Sheila Jackson Lee, long-serving back congresswoman dies at 74
WASHINGTON DC, USA - Longtime U.S. Rep. Sheila Jackson Lee of Texas, who helped lead federal efforts to protect women from domestic violence and recognize Juneteenth as a national holiday, has died. She was 74.
Lillie Conley, her chief of staff, confirmed that Jackson Lee, who had pancreatic cancer, died in Houston Friday night with her family around her.
The Democrat had represented her Houston-based district and the nation’s fourth-largest city since 1995. She had previously had breast cancer and announced the pancreatic cancer diagnosis on June 2.
“The road ahead will not be easy, but I stand in faith that God will strengthen me,” Jackson Lee said in a statement then.
Jackson Lee was “a towering figure in our politics,” President Joe Biden said in a statement Saturday. “Always fearless, she spoke truth to power and represented the power of the people of her district in Houston with dignity and grace.”
Vice President Kamala Harris called her a dear friend for many years, as well as a fellow member of the Alpha Kappa Alpha Sorority and the Congressional Black Caucus.

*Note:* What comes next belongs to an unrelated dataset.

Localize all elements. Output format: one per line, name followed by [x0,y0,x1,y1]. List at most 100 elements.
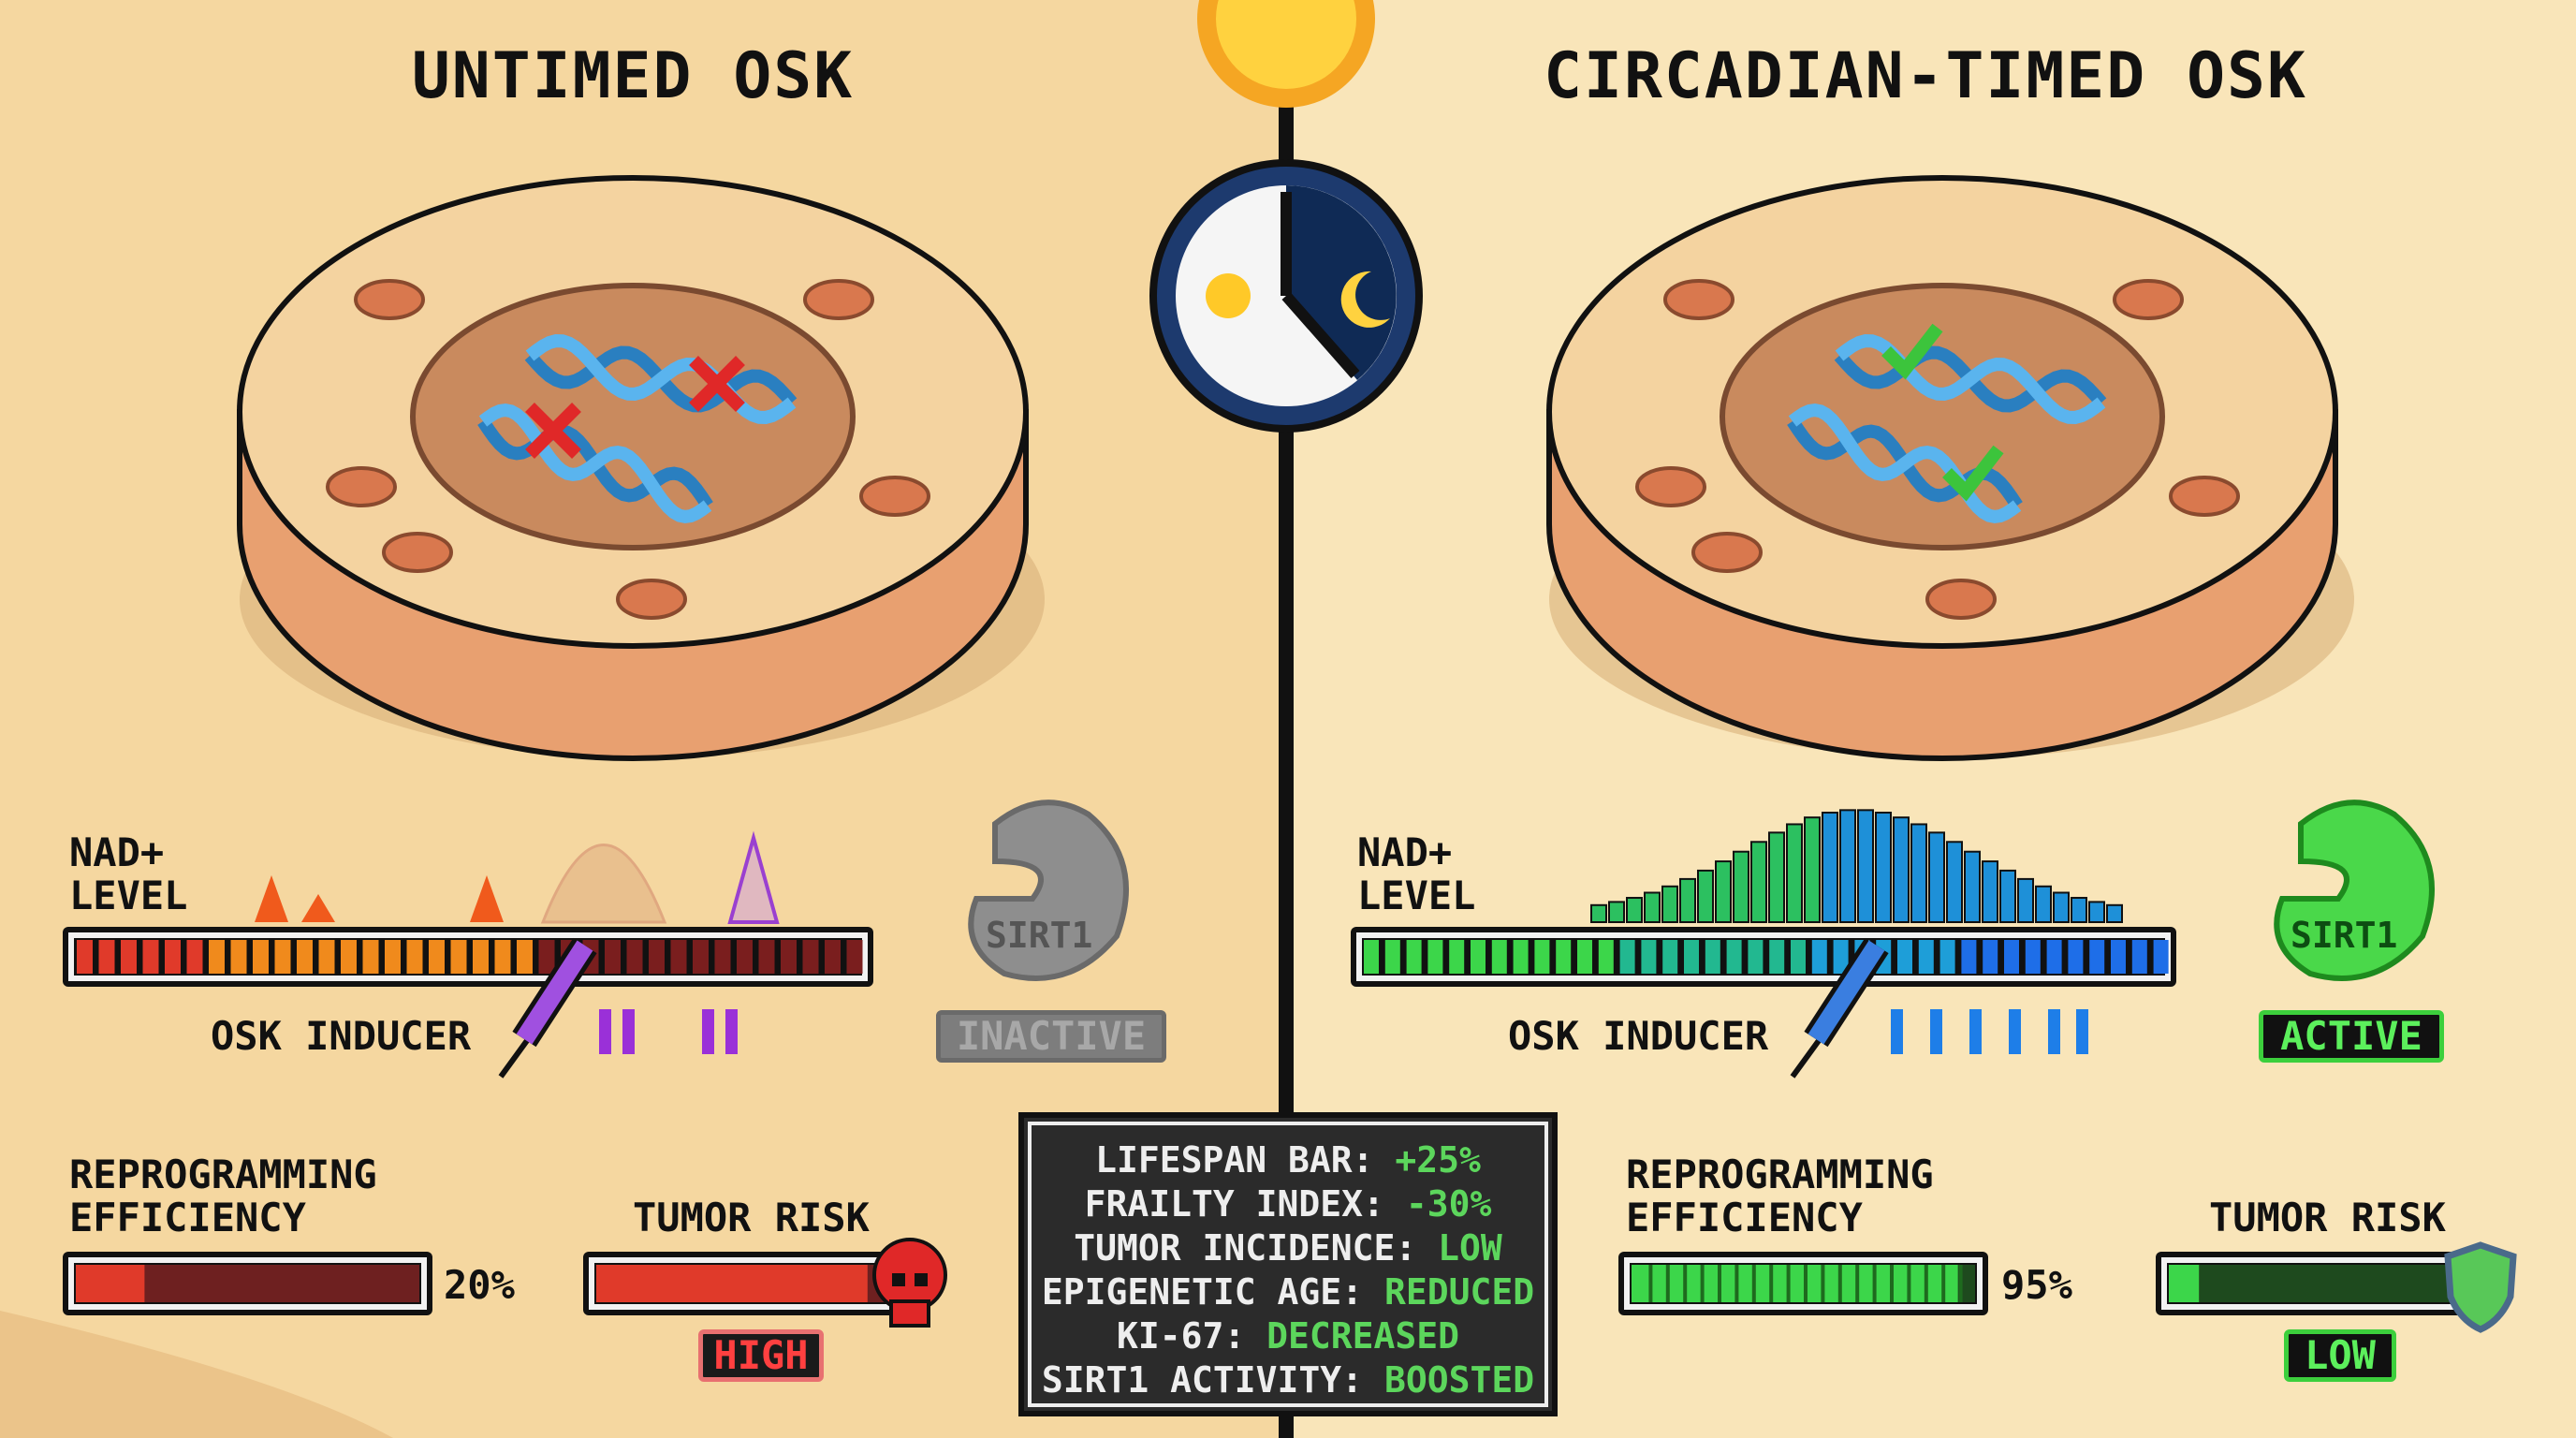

“She was relentless—one of our nation’s fiercest, smartest, and most strategic leaders in the way she thought about how to make progress happen. There was never a trite or trivial conversation with the Congresswoman. She was always fighting for the people of Houston and the people of America,” her statement said.
Bishop James Dixon, a longtime friend in Houston who visited Jackson Lee earlier this week, said he will remember her as a fighter.
“She was just a rare, rare jewel of a person who relentlessly gave everything she had to make sure others had what they needed. That was Sheila,” he said.
Jackson Lee had just been elected to the Houston district once represented by Barbara Jordan, the first Black woman elected to Congress from a Southern state since Reconstruction, when she was immediately placed on the high-profile House Judiciary Committee in 1995.